Arthur Asher Miller nasceu em Nova York, a 17 de outubro de 1915. Descendente de judeus, sentiu na carne a depressão econômica de 1929, que levou à falência a indústria de roupas femininas que seu pai administrava. Empobrecida, a família transferiu-se para o Brooklyn.

Formado em jornalismo, o autor afirmou mais de uma vez que foi a leitura de Os Irmãos Karamazov, de Dostoievski, que o levou a tentar a sorte nas letras.
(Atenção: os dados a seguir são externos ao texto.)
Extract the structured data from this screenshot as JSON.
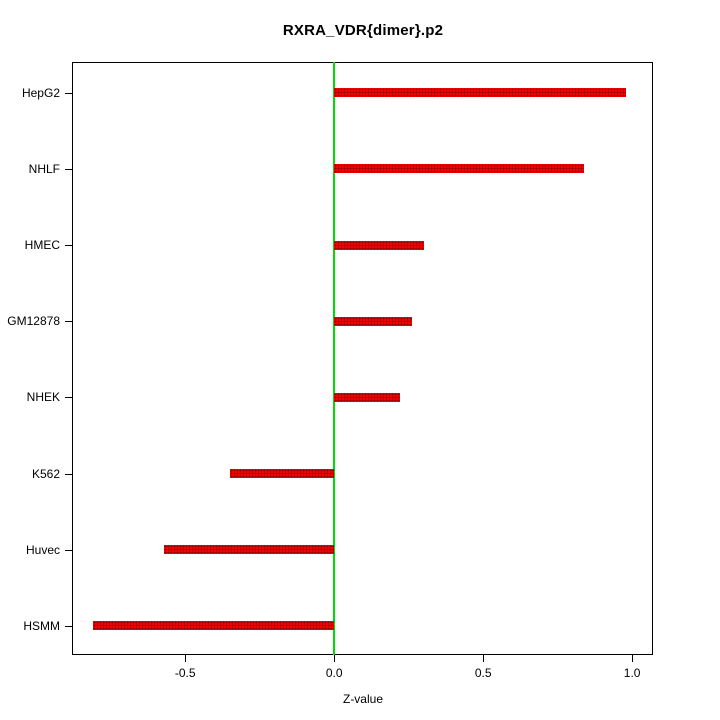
{
  "chart_data": {
    "type": "bar",
    "orientation": "horizontal",
    "title": "RXRA_VDR{dimer}.p2",
    "xlabel": "Z-value",
    "ylabel": "",
    "categories": [
      "HepG2",
      "NHLF",
      "HMEC",
      "GM12878",
      "NHEK",
      "K562",
      "Huvec",
      "HSMM"
    ],
    "values": [
      0.98,
      0.84,
      0.3,
      0.26,
      0.22,
      -0.35,
      -0.57,
      -0.81
    ],
    "xlim": [
      -0.88,
      1.07
    ],
    "xticks": [
      -0.5,
      0.0,
      0.5,
      1.0
    ],
    "xtick_labels": [
      "-0.5",
      "0.0",
      "0.5",
      "1.0"
    ],
    "grid": false,
    "legend": "none",
    "bar_color": "#f40000",
    "bar_dot_color": "#8b0000",
    "zero_line_color": "#00dd00",
    "frame_color": "#000000"
  }
}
Arriscou-se no teatro e escreveu para a Broadway o texto The Man who Had All the Luck (O Homem que Possuía Toda a Sorte), em 1944. O espetáculo, inaugural de sua carreira literária, não foi exatamente um sucesso: saiu de cartaz ao fim de quatro encenações.

Também nesse ano, Miller cumpriria um itinerário entre acampamentos militares dos Estados Unidos, que muniam-se de estratégias e ânimo para a então corrente Segunda Guerra. A peregrinação resultaria na peça The Story of G.I. Joe (A História de G.I. Joe). Em seguida, redigiria Focus, seu primeiro e único romance, detido sobre a questão do anti-semitismo que ensaiava mostrar a cabeça na escotilha após a eugenia nazista.
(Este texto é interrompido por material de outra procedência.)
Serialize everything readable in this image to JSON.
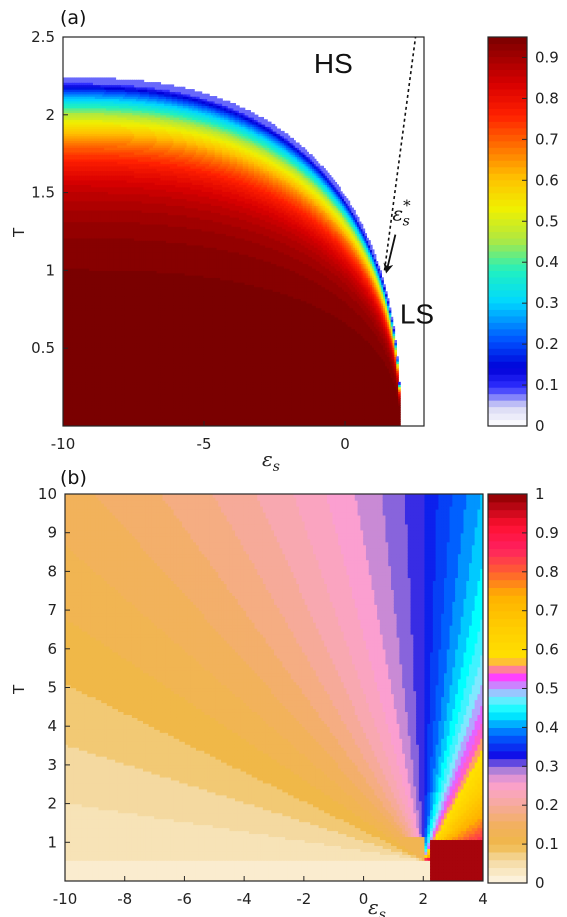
{
  "chart_data": [
    {
      "type": "heatmap",
      "panel_label": "(a)",
      "xlabel": "ε",
      "xlabel_sub": "s",
      "ylabel": "T",
      "xlim": [
        -10,
        2.8
      ],
      "ylim": [
        0,
        2.5
      ],
      "xticks": [
        -10,
        -5,
        0
      ],
      "yticks": [
        0.5,
        1,
        1.5,
        2,
        2.5
      ],
      "colorbar": {
        "range": [
          0,
          0.95
        ],
        "ticks": [
          0,
          0.1,
          0.2,
          0.3,
          0.4,
          0.5,
          0.6,
          0.7,
          0.8,
          0.9
        ],
        "colormap": "jet-white-low",
        "levels": 60
      },
      "boundary": {
        "eps_max": 1.95,
        "t_max": 2.24,
        "description": "filled region x <= eps_max, T below curved boundary"
      },
      "dashed_line": {
        "x": [
          1.4,
          2.5
        ],
        "y": [
          1.0,
          2.5
        ]
      },
      "annotations": [
        {
          "text": "HS",
          "x": -0.5,
          "y": 2.27
        },
        {
          "text": "LS",
          "x": 2.05,
          "y": 0.66
        },
        {
          "text": "ε",
          "sub": "s",
          "sup": "*",
          "x": 1.75,
          "y": 1.23,
          "arrow_to": [
            1.4,
            0.98
          ]
        }
      ]
    },
    {
      "type": "heatmap",
      "panel_label": "(b)",
      "xlabel": "ε",
      "xlabel_sub": "s",
      "ylabel": "T",
      "xlim": [
        -10,
        4
      ],
      "ylim": [
        0,
        10
      ],
      "xticks": [
        -10,
        -8,
        -6,
        -4,
        -2,
        0,
        2,
        4
      ],
      "yticks": [
        1,
        2,
        3,
        4,
        5,
        6,
        7,
        8,
        9,
        10
      ],
      "colorbar": {
        "range": [
          0,
          1
        ],
        "ticks": [
          0,
          0.1,
          0.2,
          0.3,
          0.4,
          0.5,
          0.6,
          0.7,
          0.8,
          0.9,
          1
        ],
        "colormap": "custom-cream-orange-pink-blue-cyan-yellow-red",
        "levels": 50
      },
      "focal_point": {
        "x": 2.0,
        "y": 0.55
      }
    }
  ],
  "colors": {
    "frame": "#262626",
    "text": "#222222",
    "background": "#ffffff",
    "dashed_line": "#111111"
  }
}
Veio então, em 1949, A Morte do Caixeiro-Viajante, sua consagração como ficcionista, com os dois pés na análise da desestruturação civil causada pelo crash dos anos 1930 e pela Segunda Guerra. O texto narra as últimas 24 horas do vendedor Willy Loman, recém-demitido e consternado mediante a situação econômica a que estarão sujeitos sua mulher, Linda, e o filho, Biff. A apresentação no texto do angustiado protagonista diz tudo: "Não diga que ele é um grande homem. Willy Loman nunca foi de ganhar muito dinheiro. Seu nome nunca apareceu nos jornais. Ele não é o melhor personagem que já viveu. Mas ele é um ser humano".

Divisando um horizonte outonal para sua família assim que perde o amparo financeiro do emprego, Willy Loman decide dar cabo da própria vida. Menos que um ato de desespero, o suicídio apresenta-se como uma alternativa para o não-perecimento da mulher e do filho, que poderiam gozar do dinheiro do seguro de vida que está no nome de Loman. A ruína do meio ambiente econômico, devorado por sua própria ambição, constitui para Miller a desvalorização da vida, a anulação da autopreservação. O texto, vencedor do prêmio Pulitzer, mereceu mais de 700 adaptações teatrais mundo afora e rendeu quase uma dezena de versões para TV e cinema, sendo a de 1951, dirigida por László Benedek e protagonizada por Fredric March, a mais afamada entre elas. No Brasil, a última grande montagem de A Morte do Caixeiro-Viajante deu-se em 2003, sob direção de Felipe Hirsch e com Marco Nanini no papel de Willy Loman.

Outro caso famoso que envolve o nome de Arthur Miller foi sua convocação para depor no comitê de investigações anti-comunistas do Congresso norte-americano nos anos 1950. No depoimento, ele negou ser um comunista da gema, mas admitiu ter comparecido a algumas reuniões do Partido e ser signatário de protestos e manifestos com inclinações socialistas. A experiência de quase ingressar na lista negra do senador McCarthy desencadeou a criação da peça As Bruxas de Salem, em 1953. Quem assistiu ao filme homônimo de Nicholas Hytner, lançado em 1996 e roteirizado pelo autor em pessoa, conhece seu conteúdo de parábola política. Miller descreve, com olhar de soslaio para o macarthismo, uma caça às bruxas ocorrida em Massachusetts em 1692, baseado nos documentos de um julgamento de feiticeiras e do fazendeiro John Proctor, acusado de bruxaria. Sentenciava a paranóia, capaz de cegar políticos e decapitar artistas: "A consciência já não é mais um problema pessoal; é agora um problema estatal".

O descontentamento implantado na psiquê da sociedade norte-americana. Foi esse o estofo da obra de Miller mas também um alerta desse autor que, indubitavelmente, freqüenta o top ten da dramaturgia norte-americana, ao lado de Tennessee Williams, Edward Albee e Eugene O’Neill. Engano imaginar que seu pensamento está circunscrito a décadas passadas, quando as frustrações nacionais por ele indicadas há 40, 50, 60 anos manifestam-se ainda hoje e parecem querer se estabelecer como um carma moral. Basta apreender o que Arthur Miller disse em entrevista para o jornal francês L’Express em 2002, indagado sobre o futuro de seu país natal: "A democracia está ameaçada pelo governo Bush".